Great Basin National Park boasts a variety of different features in the park, from the mountainous peaks and 5000-year old bristlecone pine trees, to alpine lakes, basin views and caves, not to mention some of the darkest skies in the country. We tried to do a little of everything during our 3 days in the park.
Our first morning in the park we woke up for sunrise, opting to drive the Wheeler Peak Scenic Drive in the heated car rather than hike in the cold before sunrise. We found a nice sunrise over the basin and morning glow on Wheeler Peak.

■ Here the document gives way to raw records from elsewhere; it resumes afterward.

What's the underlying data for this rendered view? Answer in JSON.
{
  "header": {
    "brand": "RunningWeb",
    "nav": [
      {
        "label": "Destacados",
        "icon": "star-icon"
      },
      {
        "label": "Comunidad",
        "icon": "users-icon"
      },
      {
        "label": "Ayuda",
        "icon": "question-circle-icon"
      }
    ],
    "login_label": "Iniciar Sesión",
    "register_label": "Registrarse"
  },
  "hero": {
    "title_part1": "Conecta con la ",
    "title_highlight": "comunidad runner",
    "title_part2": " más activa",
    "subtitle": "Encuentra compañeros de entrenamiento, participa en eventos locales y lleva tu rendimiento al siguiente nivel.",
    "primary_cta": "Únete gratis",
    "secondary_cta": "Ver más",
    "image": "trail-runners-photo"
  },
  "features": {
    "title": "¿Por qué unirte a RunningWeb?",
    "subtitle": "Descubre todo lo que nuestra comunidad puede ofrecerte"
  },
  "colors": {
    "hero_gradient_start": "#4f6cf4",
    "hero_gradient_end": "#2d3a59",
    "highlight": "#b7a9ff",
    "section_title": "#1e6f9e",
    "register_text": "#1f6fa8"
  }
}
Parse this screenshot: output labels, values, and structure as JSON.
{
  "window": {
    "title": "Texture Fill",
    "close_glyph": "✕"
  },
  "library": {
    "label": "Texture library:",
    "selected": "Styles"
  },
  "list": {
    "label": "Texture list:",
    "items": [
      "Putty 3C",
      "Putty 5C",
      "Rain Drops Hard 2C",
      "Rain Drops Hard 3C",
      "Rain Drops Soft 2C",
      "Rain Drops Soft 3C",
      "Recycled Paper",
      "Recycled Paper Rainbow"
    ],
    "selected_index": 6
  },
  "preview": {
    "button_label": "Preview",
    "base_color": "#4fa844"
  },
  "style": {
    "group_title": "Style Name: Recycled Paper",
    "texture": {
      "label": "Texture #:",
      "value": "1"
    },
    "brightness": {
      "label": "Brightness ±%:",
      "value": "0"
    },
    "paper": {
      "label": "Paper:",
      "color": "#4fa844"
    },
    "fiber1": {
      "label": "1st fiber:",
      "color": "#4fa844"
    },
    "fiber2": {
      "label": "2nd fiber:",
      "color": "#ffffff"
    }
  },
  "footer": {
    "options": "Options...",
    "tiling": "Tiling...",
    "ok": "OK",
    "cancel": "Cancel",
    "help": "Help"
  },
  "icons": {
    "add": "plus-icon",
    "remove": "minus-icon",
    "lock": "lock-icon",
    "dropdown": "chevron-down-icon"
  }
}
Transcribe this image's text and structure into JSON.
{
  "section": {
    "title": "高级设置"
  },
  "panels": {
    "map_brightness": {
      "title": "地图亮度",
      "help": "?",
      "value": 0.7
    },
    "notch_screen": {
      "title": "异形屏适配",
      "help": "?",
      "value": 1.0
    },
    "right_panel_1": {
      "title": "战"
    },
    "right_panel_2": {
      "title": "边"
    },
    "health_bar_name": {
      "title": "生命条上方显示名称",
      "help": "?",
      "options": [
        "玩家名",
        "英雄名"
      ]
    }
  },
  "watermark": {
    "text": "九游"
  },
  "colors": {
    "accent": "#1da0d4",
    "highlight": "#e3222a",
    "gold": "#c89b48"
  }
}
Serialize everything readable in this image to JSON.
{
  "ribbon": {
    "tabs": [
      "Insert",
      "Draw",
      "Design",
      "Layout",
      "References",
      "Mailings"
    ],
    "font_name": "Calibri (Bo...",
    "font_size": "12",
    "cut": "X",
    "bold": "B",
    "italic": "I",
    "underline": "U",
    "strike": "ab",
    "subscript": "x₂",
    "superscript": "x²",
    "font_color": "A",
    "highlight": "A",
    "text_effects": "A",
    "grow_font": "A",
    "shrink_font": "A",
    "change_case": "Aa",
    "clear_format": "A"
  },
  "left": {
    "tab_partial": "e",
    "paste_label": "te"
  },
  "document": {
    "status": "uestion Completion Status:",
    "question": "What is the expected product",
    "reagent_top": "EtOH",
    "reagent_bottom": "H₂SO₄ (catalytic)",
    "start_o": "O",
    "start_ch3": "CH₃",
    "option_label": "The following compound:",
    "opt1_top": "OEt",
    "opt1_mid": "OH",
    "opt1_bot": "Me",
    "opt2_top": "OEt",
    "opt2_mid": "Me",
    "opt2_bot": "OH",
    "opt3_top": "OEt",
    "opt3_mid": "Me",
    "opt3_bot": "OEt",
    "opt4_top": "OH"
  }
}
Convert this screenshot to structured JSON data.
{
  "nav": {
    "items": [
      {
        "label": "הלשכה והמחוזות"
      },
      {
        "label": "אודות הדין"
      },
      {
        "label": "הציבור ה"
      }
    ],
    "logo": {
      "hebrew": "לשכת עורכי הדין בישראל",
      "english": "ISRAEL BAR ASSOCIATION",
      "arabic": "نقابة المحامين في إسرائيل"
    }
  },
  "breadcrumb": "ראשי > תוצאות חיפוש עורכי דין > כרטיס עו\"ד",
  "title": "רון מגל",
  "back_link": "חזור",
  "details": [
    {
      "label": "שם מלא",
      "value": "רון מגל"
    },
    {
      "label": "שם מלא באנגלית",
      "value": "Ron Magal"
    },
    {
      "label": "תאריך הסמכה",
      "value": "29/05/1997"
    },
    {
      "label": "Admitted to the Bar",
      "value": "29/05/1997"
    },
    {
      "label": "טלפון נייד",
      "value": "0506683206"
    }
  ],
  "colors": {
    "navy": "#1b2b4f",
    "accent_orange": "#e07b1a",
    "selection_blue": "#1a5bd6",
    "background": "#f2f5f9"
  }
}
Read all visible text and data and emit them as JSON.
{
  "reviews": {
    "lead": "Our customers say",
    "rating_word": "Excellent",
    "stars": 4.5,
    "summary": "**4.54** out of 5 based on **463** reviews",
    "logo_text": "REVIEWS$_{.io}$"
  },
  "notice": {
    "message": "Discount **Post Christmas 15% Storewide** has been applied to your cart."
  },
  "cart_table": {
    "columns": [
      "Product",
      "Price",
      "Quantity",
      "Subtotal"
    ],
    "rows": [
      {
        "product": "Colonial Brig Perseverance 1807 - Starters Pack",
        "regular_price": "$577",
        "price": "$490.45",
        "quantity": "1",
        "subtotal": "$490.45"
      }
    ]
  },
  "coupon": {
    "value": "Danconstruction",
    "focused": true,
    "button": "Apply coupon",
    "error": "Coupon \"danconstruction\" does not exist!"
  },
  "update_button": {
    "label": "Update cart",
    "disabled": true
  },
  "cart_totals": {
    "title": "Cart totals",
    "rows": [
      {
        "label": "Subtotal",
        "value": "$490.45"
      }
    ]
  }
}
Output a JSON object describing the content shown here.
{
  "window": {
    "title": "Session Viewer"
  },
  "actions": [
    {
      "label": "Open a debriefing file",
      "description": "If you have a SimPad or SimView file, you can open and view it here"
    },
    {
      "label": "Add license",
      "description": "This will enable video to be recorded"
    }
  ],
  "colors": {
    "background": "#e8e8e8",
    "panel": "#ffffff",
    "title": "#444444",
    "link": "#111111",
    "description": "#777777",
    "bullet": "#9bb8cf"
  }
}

After that we decided to hike the 2.7-mile Alpine Lakes Loop Trail. We spent awhile at Stella Lake waiting for the sun to peek out from behind the clouds, but decided it was hopeless to wait at the second lake (also, we were cold). After the hike we bundled up in the tent and tried to nap/stay warm until our afternoon tour of Lehman Caves.
We’ve previously visited Carlsbad Caverns National Park (and have both visited caves on our own as kids) so we weren’t expecting too much, but it ended up being pretty cool. The walkways throughout were narrower than Carlsbad, so it was cooler to navigate than the giant caverns of Carlsbad. Also, there was a lot of interesting history of the structures in Lehman Caves, such as them being used as venues for entertainment and meetings. There were several rooms where many of the stalactites had been snapped off as souvenirs (back when the caves were discovered) and also some old graffiti. Lehman Caves are also known for having a large amount of shield formations. Also, cave bacon.
After the cave tour we decided to do the 2.8 mile Bristlecone Trail for sunset. We nearly got scared off the mountain by some scary looking rain clouds and chilly winds, but we managed to get some nice sunset photos up in the trees.
After the Bristlecones, we went back to make dinner at the campsite and see if the clouds cleared up for star photography. We had some difficultly starting a fire, but eventually we were able to kill some time by making s’mores and playing with star trails at the campsite. Then, we hit the road to go see if we could find the milky way over Wheeler Peak (success).The following morning I woke up for sunrise but Travis wouldn’t budge, so I took a solo hike to Teresa Lake in the cold for some morning light on the mountains. Then we fought with the tent to get it back in its bag, packed up the rest of the camping gear and headed onwards to California.